Świetna pierwsza kwarta @TwardePierniki! #plkpl pic.twitter.com/QnJdteQt7t
— PLK (@PLKpl) 20 maja 2017
Obniżenie składu przyniosło Enerdze Czarnym pewne korzyści na początku drugiej kwarty. Po kolejnej akcji Anthony’ego Goodsa zespół trenera Robertsa Stelmahersa zbliżył się na sześć punktów. Gospodarze doskonale później podawali pod kosz do Krzysztofa Sulimy, a to dawało prowadzenie 42:27. W końcówce słupszczanom udało się odrobić część strat, ale i tak to drużyna z Torunia wygrywała po pierwszej połowie 10 punktami.
Na początku trzeciej kwarty zespół trenera Jacka Winnickiego przede wszystkim kontrolował wydarzenia na parkiecie, nie chcąc pozwolić na zbyt wiele przeciwnikom. Po trafieniu Jure Skificia było już 64:47. Energa Czarni zbliżyła się jeszcze na 10 punktów, ale gospodarze nie zamierzali ułatwiać zadania. Ostatecznie po 30 minutach gry było 70:57.
Cheikh Mbodj block party! #plkpl @TwardePierniki pic.twitter.com/iiVLZR4G0b
— PLK (@PLKpl) 20 maja 2017
Ostatnia kwarta to dalsza pewna gra torunian.
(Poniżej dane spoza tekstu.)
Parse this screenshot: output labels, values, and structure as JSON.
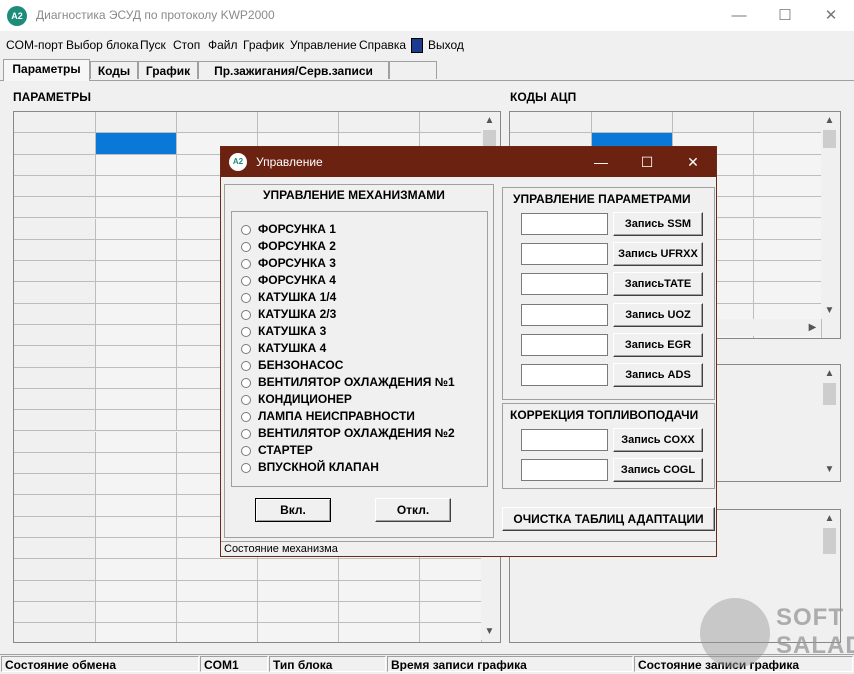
{
  "window": {
    "logo_text": "A2",
    "title": "Диагностика ЭСУД по протоколу KWP2000",
    "minimize_glyph": "—",
    "maximize_glyph": "☐",
    "close_glyph": "✕"
  },
  "menu": {
    "items": [
      "COM-порт",
      "Выбор блока",
      "Пуск",
      "Стоп",
      "Файл",
      "График",
      "Управление",
      "Справка"
    ],
    "exit_label": "Выход"
  },
  "tabs": [
    "Параметры",
    "Коды",
    "График",
    "Пр.зажигания/Серв.записи"
  ],
  "left_panel": {
    "title": "ПАРАМЕТРЫ"
  },
  "right_panel": {
    "title": "КОДЫ АЦП"
  },
  "scroll_glyphs": {
    "up": "▲",
    "down": "▼",
    "left": "◀",
    "right": "▶"
  },
  "statusbar": {
    "panels": [
      "Состояние обмена",
      "COM1",
      "Тип блока",
      "Время записи графика",
      "Состояние записи графика"
    ]
  },
  "dialog": {
    "logo_text": "A2",
    "title": "Управление",
    "minimize_glyph": "—",
    "maximize_glyph": "☐",
    "close_glyph": "✕",
    "mechanisms": {
      "title": "УПРАВЛЕНИЕ МЕХАНИЗМАМИ",
      "items": [
        "ФОРСУНКА 1",
        "ФОРСУНКА 2",
        "ФОРСУНКА 3",
        "ФОРСУНКА 4",
        "КАТУШКА 1/4",
        "КАТУШКА 2/3",
        "КАТУШКА 3",
        "КАТУШКА 4",
        "БЕНЗОНАСОС",
        "ВЕНТИЛЯТОР ОХЛАЖДЕНИЯ №1",
        "КОНДИЦИОНЕР",
        "ЛАМПА НЕИСПРАВНОСТИ",
        "ВЕНТИЛЯТОР ОХЛАЖДЕНИЯ №2",
        "СТАРТЕР",
        "ВПУСКНОЙ КЛАПАН"
      ],
      "on_label": "Вкл.",
      "off_label": "Откл."
    },
    "params": {
      "title": "УПРАВЛЕНИЕ ПАРАМЕТРАМИ",
      "buttons": [
        "Запись SSM",
        "Запись UFRXX",
        "ЗаписьTATE",
        "Запись UOZ",
        "Запись EGR",
        "Запись ADS"
      ]
    },
    "fuel": {
      "title": "КОРРЕКЦИЯ ТОПЛИВОПОДАЧИ",
      "buttons": [
        "Запись COXX",
        "Запись COGL"
      ]
    },
    "clear_label": "ОЧИСТКА ТАБЛИЦ АДАПТАЦИИ",
    "status": "Состояние механизма"
  },
  "watermark": {
    "line1": "SOFT",
    "line2": "SALAD"
  },
  "colors": {
    "dialog_title_bg": "#6b2210",
    "grid_selection": "#0a78d7",
    "logo": "#1e8c7a"
  }
}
Co prawda lepiej prezentował się David Kravish, ale jego skuteczne akcje podkoszowe to było za mało na rozpędzonych rywali. Dopiero około trzy minuty przed końcem po trójkach Łukasza Seweryna i Chavaughna Lewisa słupszczanie zbliżyli się na cztery punkty, co sugerowało zaciętą końcówkę. Niezwykle ważne rzuty w końcówce trafiali jednak Krzysztof Sulima i Jure Skifić, a to oznaczało, że Polski Cukier zwyciężył ostatecznie 83:76.